É claro que é Joan a autora de todos os livros tão festejados que Joe assina. Como se vê nos flashbacks que começam a se inserir na ação, Joan foi a aluna de literatura que atropelou, com seu talento vívido, os esforços de Joe, então seu professor — e logo seu amante, e depois seu marido. Desencorajada da ideia de lutar contra o machismo do público e do establishment literário dos anos 50, ela propôs tornar-se a escritora-fantasma. Tanto cuidado tomou para esconder dos filhos o estratagema, e de si mesma seu descontentamento, que a essa altura o marido já se persuadiu totalmente da fantasia. E, a cada vez que agradece nos discursos o “apoio” da esposa, mais ela se enche de ódio e nojo — entre outros sentimentos que Glenn Close, num momento comparável ao de Ligações Perigosas, de 1988, deixa o espectador intuir em sua fisionomia.

O MEU E O SEU - Colette e Gauthier-Villars: hoje, é ele a nota de rodapé O MEU E O SEU – Colette e Gauthier-Villars: hoje, é ele a nota de rodapé

O MEU E O SEU – Colette e Gauthier-Villars: hoje, é ele a nota de rodapé (Adoc-Photos/Corbis/Getty Images)

Adaptado do romance homônimo da americana Meg Wolitzer, A Esposa é ficção, porém a traição brutal de que trata — o roubo não meramente de um crédito ou um direito, mas da essência de um ser humano — está longe de ser inverídica. Dos 27 aos 30 anos, a francesa Colette (1873-1954) escreveu uma série de quatro novelas que viraram mania na França de seu tempo — mas saíram todas assinadas pelo seu marido, Henry Gauthier-Villars, que resistiu quanto pôde a admitir a autoria real da série e, mesmo após o divórcio e a confissão, nunca deu à ex-­mulher um centavo da fortuna amealhada à custa dela. Apropriadamente, Gauthier-Villars é hoje uma nota de rodapé na biografia de Colette, que escreveu sob o próprio nome outros sucessos, como Gigi. Bem mais triste foi o caso da pintora Margaret Keane, não só explorada mas também diminuída pelo marido, Walter Keane, que ficou rico com as reproduções vendidas no mundo todo dos quadros com figuras de olhos imensos, um símbolo do kitsch, e prosseguiu sempre chamando-a de mentirosa. Depois de duas décadas reclamando sua autoria, Margaret teve de passar pela humilhação de pintar um quadro diante de um júri. Após mais quatro anos, em 1990, um tribunal de apelação confirmou o veredicto mas redobrou a humilhação, ao retirar a indenização que lhe fora concedida no julgamento anterior.

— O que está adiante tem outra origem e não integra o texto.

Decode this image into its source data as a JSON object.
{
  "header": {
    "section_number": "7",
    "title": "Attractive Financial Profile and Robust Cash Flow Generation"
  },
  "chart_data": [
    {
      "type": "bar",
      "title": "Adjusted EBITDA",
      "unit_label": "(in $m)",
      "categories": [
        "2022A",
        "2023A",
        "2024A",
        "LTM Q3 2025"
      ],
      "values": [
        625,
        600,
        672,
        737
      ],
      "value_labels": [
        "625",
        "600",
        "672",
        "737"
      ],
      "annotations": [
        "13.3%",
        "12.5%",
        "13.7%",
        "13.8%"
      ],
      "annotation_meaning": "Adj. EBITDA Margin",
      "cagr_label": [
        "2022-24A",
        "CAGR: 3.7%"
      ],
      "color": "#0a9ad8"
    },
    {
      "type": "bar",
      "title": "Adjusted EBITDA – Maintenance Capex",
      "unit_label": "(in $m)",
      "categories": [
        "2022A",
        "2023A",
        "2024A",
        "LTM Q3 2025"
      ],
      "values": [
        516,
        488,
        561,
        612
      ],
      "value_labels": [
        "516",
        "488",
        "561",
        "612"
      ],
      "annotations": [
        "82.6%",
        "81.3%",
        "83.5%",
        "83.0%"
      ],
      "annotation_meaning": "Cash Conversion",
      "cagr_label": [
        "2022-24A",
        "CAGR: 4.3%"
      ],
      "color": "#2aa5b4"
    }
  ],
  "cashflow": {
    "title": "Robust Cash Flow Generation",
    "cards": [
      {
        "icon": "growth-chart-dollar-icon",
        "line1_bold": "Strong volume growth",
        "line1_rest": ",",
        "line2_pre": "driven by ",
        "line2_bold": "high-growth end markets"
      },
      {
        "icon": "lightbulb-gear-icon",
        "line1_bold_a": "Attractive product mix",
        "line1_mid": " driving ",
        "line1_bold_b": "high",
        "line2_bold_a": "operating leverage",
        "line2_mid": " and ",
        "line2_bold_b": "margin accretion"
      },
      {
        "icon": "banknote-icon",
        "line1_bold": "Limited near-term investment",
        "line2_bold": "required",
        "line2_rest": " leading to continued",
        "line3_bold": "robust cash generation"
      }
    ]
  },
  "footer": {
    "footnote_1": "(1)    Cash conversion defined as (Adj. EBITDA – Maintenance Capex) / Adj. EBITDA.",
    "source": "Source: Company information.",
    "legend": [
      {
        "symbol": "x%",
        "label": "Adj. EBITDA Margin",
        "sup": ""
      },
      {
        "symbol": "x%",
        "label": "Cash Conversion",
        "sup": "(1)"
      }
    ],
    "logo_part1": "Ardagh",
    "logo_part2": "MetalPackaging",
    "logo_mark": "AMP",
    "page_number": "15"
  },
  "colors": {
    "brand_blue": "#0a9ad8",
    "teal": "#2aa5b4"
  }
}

A Esposa, entretanto, termina por iluminar um dado mais complicado que o momento de fraqueza em que uma mulher deixa um homem se apropriar de sua natureza criativa: o desejo, ou necessidade, ou talvez a veia manipulativa, de uma mulher que prefere exercer poder por meio dos homens como forma de subjugação. Joan Castleman, ao fim, não dispõe mais do marido. Mas tem ainda um filho — também ele aspirante a escritor, e também ele sem muito talento. Rei morto, rei posto.